Bone densitometry is limited in its ability to identify elderly individuals who are at an immediate risk for experiencing a fracture, and there is a need for better diagnostic tools. The current study was conducted in an effort to improve clinical assessment of vertebral fracture risk, and researchers sought to determine how the DXA-based 2-dimensional parameter Trabecular Bone Score (TBS) relates to subregional variability in 3-dimensional trabecular microstructure in both young and elderly females vs areal BMD. Thoracic vertebrae were obtained from 29 women (11 women aged 32 ± 6 years and 18 women aged 71 ± 5 years) post mortem. DXA-scanned anterior-posterior and lateral projection measurements were performed for the ex vivo vertebrae, and vertebral areal BMD and TBS were calculated.
TBS and areal BMD were also measured for horizontal subregions (superior, midhorizontal, and inferior) and vertical subregions (anterior, midvertical, and posterior) and related to 3-dimensional microstructure indices. These included bone volume/tissue volume, trabecular number, and trabecular thickness.

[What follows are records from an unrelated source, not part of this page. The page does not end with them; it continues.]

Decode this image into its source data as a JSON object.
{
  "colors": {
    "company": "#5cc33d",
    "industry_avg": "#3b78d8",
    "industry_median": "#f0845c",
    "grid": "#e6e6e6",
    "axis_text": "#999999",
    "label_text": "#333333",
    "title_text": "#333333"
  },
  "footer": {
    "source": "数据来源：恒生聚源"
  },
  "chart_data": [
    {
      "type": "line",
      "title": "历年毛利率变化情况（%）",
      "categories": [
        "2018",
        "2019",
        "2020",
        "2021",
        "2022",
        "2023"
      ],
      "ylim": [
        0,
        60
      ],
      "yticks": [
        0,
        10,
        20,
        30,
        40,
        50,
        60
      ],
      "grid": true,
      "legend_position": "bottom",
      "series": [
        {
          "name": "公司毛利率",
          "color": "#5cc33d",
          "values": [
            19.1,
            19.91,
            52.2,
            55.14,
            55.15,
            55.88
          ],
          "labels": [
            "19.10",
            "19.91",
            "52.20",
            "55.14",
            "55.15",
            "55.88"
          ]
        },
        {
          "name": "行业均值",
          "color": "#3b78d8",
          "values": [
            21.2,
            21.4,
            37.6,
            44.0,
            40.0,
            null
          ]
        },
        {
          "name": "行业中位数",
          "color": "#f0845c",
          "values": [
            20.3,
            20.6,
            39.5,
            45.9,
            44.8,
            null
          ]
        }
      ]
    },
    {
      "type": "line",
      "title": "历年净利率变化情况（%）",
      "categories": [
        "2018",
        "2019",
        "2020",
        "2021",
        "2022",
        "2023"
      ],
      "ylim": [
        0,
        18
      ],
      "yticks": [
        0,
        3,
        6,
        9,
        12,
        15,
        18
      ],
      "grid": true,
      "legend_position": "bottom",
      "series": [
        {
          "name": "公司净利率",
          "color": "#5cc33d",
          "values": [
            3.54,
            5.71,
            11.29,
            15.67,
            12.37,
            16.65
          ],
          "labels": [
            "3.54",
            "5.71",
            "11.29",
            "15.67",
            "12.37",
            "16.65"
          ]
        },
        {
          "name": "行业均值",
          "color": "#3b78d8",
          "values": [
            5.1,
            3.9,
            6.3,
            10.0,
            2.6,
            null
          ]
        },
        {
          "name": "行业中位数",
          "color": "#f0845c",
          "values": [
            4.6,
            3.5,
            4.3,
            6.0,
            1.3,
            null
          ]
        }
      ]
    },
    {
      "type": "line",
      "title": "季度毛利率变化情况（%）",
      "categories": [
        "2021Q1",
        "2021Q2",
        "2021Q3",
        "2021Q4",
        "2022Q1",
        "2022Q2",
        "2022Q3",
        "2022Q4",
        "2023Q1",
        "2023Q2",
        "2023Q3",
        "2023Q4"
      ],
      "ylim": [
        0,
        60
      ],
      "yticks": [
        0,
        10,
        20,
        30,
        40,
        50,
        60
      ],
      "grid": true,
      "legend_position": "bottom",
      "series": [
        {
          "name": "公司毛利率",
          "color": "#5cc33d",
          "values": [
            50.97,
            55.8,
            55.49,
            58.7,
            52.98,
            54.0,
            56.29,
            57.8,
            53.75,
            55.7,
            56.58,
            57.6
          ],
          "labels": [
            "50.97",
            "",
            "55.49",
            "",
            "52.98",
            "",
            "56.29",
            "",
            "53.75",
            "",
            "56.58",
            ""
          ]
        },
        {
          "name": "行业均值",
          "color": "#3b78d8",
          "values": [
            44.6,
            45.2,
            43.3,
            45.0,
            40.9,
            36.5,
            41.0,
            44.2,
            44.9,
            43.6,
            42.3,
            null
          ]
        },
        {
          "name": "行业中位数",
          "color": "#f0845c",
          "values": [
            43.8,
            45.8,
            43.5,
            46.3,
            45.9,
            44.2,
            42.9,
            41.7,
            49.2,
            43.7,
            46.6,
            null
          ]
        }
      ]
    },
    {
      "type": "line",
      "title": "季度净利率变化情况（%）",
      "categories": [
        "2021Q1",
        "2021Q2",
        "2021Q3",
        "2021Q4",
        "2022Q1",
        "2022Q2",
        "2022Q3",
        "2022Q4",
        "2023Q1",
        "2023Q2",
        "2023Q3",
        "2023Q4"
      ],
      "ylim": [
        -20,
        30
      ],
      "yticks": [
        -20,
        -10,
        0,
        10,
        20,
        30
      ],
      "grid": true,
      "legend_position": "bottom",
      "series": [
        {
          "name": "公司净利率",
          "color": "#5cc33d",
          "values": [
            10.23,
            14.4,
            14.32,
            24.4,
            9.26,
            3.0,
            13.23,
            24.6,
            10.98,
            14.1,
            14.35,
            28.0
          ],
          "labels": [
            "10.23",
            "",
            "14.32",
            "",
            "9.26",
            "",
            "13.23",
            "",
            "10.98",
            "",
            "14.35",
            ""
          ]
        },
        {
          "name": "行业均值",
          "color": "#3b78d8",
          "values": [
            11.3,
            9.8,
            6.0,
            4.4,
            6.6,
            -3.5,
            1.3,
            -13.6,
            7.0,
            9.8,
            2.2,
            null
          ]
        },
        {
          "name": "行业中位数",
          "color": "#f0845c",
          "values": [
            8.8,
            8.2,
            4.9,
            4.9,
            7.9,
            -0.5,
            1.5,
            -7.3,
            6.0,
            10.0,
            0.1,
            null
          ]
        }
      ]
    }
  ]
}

There were significant differences observed for trabecular parameters between the 2 cohorts. For the horizontal subregions, bone volume/tissue volume was lower superiorly, trabecular thickness was higher midhorizontally compared with inferior and superior subregions, and trabecular number was lowest midhorizontally and highest in the inferior subregion. The researchers also found that areal BMD varied between horizontal subregions, whereas TBS differed only in lateral projections among the older group, with significantly higher values seen for the inferior subregion vs other subregions. In vertical subregions, bone volume/tissue volume, trabecular number, and areal BMD were highest posteriorly in both groups. TBS did not differ between vertical subregions.
“[O]ur findings confirm the capacity for improved fracture risk assessment using lateral scans and additionally highlight the potential for assessing the susceptibility to specific fracture types by subregional evaluation of [areal BMD], less so for TBS,” the researchers concluded.
Vom Scheidt A, Seifert EFG, Pokrant C, et al. Subregional areal bone mineral density (aBMD) is a better predictor of heterogeneity in trabecular microstructure of vertebrae in young and aged women than subregional trabecular bone score (TBS). Bone. 2019;122:156-165.